School officials say the COVID-tracking app will keep kids safe. But critics warn the technology, required in order for children to attend class, infringes on kids’ privacy and that parents should be concerned.
Los Angeles schools plan to reopen next month — and when they do, every child will be required to have a COVID-tracking app that will be scanned daily before they can enter the classroom.
The Los Angeles Unified School District (LAUSD) last month announced the launch of Daily Pass, a COVID tracking system developed by Microsoft. The app will scan children in schools, using a barcode, to coordinate health checks, COVID tests and vaccinations.
The Daily Pass generates a unique QR code — each day, for each student and staff member — that authorizes entry to a specific Los Angeles Unified location. An individual must have a negative test result for COVID, show no symptoms and have a temperature under 100 degrees in order to gain entry to class.
All data gathered by the app will be reported as required to health authorities. Anonymized data from Daily Pass will be used by Los Angeles Unified’s research and healthcare collaborators — Stanford University, UCLA, The Johns Hopkins University, Anthem Blue Cross, Healthnet and Cedars Sinai — “to provide insights and strategies” to implement in safe school environments, school officials said.
Students without the barcode will be barred from going into school.
LAUSD is the first school district in the nation to adopt the Daily Pass technology. In a statement, officials called Daily Pass a critical component of the district’s “Safe Steps to Safe Schools” reopening plan.
“Sort of like the golden ticket in ‘Willy Wonka,’ everyone with this pass can easily get into a school building,” Superintendent Austin Beutner told the Los Angeles Times. “We’ll know the status of everyone in the building,” he said.
Mary Holland, president of Children’s Health Defense, said parents should be concerned. “If data is the new gold, then LAUSD’s new Daily Pass is providing a lot of gold to Microsoft and other institutions,” Holland said.
Holland said LAUSD is “compromising the students’ privacy and freedom of movement” and segregating children based on unreliable testing. “Parents should be asking a million questions and demanding answers,” she said.
John Whitehead, constitutional law attorney, author and founder of The Rutherford Institute, said parents should ask why entities want all of this data, what they’re doing to do with it, where it is going and whether it should be given to government agencies.
Whitehead said the COVID Daily Pass is about control, not safety.
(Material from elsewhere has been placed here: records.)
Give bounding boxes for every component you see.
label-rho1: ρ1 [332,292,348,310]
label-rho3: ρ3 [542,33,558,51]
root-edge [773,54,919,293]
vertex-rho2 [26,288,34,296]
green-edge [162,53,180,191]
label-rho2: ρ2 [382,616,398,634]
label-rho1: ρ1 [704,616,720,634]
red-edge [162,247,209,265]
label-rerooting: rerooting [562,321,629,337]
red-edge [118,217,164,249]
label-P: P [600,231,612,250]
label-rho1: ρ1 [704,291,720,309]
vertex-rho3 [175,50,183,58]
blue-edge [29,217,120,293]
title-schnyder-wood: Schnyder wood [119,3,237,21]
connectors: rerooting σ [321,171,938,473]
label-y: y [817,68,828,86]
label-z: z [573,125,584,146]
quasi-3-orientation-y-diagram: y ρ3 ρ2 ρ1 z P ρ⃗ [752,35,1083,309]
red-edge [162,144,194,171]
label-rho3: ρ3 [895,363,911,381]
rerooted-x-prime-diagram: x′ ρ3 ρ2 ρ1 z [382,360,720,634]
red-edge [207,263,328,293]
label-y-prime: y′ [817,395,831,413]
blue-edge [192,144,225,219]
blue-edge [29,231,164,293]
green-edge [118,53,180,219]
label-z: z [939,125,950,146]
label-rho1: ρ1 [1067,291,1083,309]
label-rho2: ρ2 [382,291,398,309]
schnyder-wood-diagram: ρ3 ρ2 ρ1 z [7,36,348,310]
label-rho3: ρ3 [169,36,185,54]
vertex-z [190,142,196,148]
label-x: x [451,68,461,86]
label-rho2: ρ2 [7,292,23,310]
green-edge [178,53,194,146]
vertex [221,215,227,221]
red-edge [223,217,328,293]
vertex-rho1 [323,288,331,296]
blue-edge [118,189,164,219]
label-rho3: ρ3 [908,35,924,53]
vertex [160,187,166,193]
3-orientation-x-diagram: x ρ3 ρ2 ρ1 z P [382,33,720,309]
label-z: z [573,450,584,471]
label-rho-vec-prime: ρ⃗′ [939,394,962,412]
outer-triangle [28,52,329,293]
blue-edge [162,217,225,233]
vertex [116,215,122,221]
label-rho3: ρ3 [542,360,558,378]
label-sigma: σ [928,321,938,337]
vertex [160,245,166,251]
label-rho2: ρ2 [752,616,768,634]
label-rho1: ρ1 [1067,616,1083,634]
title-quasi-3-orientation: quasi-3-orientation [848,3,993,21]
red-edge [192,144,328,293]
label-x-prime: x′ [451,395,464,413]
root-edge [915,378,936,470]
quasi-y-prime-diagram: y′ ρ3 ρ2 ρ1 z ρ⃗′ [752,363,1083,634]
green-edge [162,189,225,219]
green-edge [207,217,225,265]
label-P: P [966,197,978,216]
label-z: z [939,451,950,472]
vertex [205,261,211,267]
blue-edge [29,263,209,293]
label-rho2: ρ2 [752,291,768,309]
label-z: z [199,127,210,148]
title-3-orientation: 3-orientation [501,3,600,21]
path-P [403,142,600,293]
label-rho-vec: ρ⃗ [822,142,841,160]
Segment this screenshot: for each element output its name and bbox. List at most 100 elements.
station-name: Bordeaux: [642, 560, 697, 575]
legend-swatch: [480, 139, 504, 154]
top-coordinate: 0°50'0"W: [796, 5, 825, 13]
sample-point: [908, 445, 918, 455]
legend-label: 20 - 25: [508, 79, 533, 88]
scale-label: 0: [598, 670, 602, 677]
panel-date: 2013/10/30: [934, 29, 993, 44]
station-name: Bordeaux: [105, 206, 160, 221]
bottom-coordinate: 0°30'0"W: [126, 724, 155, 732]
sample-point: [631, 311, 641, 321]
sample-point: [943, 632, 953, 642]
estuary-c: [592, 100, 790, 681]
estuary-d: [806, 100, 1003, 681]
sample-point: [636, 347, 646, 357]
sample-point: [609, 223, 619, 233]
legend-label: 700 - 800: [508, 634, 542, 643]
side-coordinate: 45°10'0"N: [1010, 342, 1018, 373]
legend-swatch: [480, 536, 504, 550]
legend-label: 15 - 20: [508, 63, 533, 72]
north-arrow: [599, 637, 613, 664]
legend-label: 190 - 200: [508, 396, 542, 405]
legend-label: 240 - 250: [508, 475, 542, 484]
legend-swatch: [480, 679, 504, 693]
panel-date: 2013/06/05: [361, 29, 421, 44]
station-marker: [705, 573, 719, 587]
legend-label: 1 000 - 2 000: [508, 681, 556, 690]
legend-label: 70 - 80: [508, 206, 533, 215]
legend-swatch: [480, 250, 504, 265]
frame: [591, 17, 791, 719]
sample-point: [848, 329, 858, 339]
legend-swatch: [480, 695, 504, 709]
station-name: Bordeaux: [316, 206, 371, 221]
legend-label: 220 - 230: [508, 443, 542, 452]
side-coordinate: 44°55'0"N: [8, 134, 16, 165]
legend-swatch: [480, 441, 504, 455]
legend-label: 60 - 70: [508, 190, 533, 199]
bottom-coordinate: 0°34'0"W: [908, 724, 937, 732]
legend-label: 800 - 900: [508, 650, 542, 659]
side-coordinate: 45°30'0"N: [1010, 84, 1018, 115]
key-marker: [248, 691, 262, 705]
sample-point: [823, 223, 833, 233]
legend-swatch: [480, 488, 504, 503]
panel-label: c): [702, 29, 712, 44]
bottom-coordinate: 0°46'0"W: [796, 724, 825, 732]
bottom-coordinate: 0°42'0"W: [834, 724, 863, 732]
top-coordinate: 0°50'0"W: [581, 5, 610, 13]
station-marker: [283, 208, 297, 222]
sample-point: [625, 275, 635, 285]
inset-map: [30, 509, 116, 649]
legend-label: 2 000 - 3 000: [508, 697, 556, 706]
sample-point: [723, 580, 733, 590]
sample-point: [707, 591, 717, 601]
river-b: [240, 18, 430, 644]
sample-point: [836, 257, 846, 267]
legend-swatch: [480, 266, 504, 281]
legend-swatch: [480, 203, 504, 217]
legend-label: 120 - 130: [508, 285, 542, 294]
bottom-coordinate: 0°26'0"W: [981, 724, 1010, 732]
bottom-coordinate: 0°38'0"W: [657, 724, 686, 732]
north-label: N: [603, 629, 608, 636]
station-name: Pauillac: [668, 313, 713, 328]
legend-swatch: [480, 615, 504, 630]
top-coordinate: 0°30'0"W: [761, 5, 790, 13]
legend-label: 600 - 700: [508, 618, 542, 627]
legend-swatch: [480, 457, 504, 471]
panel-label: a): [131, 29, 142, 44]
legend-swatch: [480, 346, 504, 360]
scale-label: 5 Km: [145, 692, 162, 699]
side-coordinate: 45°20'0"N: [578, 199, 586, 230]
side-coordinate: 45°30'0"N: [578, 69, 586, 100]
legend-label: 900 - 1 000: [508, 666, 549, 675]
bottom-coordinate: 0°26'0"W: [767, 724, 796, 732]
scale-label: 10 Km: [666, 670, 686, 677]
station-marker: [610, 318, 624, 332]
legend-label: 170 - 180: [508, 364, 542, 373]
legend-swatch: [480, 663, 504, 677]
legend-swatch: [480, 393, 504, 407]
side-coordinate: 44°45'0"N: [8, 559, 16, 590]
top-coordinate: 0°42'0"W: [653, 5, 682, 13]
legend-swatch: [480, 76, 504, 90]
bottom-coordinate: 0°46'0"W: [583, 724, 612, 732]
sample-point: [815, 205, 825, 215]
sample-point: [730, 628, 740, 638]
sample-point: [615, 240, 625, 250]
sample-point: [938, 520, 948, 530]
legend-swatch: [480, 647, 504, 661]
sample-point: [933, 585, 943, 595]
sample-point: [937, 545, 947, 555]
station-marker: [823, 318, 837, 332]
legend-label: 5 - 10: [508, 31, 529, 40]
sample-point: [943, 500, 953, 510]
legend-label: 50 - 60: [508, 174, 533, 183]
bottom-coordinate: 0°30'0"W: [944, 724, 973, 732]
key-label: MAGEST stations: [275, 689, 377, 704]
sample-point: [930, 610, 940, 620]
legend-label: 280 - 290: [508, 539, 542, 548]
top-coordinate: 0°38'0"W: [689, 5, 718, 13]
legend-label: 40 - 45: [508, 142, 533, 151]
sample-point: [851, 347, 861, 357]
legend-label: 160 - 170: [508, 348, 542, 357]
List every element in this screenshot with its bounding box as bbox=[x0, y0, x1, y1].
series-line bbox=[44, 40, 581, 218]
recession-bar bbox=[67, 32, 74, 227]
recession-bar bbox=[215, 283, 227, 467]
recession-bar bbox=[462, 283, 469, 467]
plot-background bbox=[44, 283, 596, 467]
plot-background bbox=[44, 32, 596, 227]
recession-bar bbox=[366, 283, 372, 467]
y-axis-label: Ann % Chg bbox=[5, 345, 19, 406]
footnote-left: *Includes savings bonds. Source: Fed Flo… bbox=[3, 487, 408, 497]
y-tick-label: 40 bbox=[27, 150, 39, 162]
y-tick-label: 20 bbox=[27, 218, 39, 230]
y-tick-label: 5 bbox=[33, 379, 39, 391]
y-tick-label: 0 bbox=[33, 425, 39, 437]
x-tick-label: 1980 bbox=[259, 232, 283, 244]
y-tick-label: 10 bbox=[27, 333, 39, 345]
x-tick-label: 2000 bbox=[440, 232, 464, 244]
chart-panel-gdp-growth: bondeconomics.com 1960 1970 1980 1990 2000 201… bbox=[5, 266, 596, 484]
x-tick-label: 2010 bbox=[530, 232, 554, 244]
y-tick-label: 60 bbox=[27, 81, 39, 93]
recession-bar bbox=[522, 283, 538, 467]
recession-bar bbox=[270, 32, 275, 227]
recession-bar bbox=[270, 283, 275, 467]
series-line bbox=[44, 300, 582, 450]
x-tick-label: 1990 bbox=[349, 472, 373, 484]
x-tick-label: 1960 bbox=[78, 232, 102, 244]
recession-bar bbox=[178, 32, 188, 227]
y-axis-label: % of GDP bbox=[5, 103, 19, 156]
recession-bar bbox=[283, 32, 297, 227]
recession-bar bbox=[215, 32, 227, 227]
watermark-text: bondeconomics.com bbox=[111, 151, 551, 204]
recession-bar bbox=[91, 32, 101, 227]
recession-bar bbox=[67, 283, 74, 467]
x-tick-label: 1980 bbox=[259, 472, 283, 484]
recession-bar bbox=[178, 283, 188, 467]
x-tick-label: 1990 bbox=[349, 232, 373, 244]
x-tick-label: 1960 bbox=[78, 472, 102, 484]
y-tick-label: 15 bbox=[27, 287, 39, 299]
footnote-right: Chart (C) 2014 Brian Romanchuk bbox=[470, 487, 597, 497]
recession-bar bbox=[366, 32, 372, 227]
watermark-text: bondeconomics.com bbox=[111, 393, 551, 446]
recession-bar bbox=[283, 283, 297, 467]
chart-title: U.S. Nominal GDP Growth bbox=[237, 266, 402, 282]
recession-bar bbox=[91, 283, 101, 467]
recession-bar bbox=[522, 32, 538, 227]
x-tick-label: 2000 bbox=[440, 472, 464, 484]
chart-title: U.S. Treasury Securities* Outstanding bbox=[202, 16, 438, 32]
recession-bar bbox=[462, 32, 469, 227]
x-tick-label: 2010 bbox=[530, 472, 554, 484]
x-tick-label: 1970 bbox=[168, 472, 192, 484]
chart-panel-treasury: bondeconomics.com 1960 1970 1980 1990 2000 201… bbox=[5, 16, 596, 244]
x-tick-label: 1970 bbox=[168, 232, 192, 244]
He warned:
“We are moving into a total surveillance state and an entire generation of young people are acquiescing to the police state. Privacy as we know it will be deleted and no one will be overlooked.”
The Daily Pass will not catch people who are asymptomatic carriers of COVID, but officials hope to address that issue through weekly coronavirus testing of students and staff.
The app will be available to all LAUSD employees, students 13 and older and family members on computers and mobile phones, reported the Los Angeles Times.
The district released a video about the Daily Pass to help parents and their children understand how the app works, what steps children must take to get their “entrance ticket” and to ease fears about returning to school.
“The Daily Pass sets the highest standard possible for school safety,” said LAUSD Beutner. The school district has upgraded air filters in every school, requires COVID testing for all students and staff at least every week — and now has Daily Pass.
Students will also be required to socially distance, wear masks, receive regular temperature checks and undergo additional surveillance and screening testing, according to the “COVID-19 and Reopening In-Person Instruction Framework & Public Health Guidance for K-12 Schools in California, 2020-2021 School Year.”
Whitehead said schools should be doing everything in their power to bring parents into these discussions and parents need to come together and start speaking out against measures like Daily Pass before it’s too late.
“The government can accomplish many things with a ‘compelling state interest and a pandemic is just that,” Whitehead said. “But the school needs to provide an alternative for parents who do not want their children to participate in these measures — whether it’s a virtual learning option or a separate building.”
Microsoft, creator of the COVID Daily Pass, was founded by Bill Gates. Though he stepped down from Microsoft’s board in March of last year, he remains one of the top shareholders in the company, according to The Universal Science.
In a statement released by the billionaire last March, Gates said he intended to “remain active at the company and would work closely with Satya Nadella, Microsoft’s chief executive.”
“Microsoft will always be an important part of my life’s work and I will continue to be engaged with Satya and the technical leadership to help shape the vision and achieve the company’s ambitious goals,” wrote Gates. “I feel more optimistic than ever about the progress the company is making.”
United Teachers Los Angeles, the union representing the district’s teachers and school personnel, said that no staff should return to work until they are fully immunized.
Beutner said LAUSD would begin offering childcare, one-on-one and small-group instruction and services for students with special needs, and would also return to athletic conditioning beginning this week.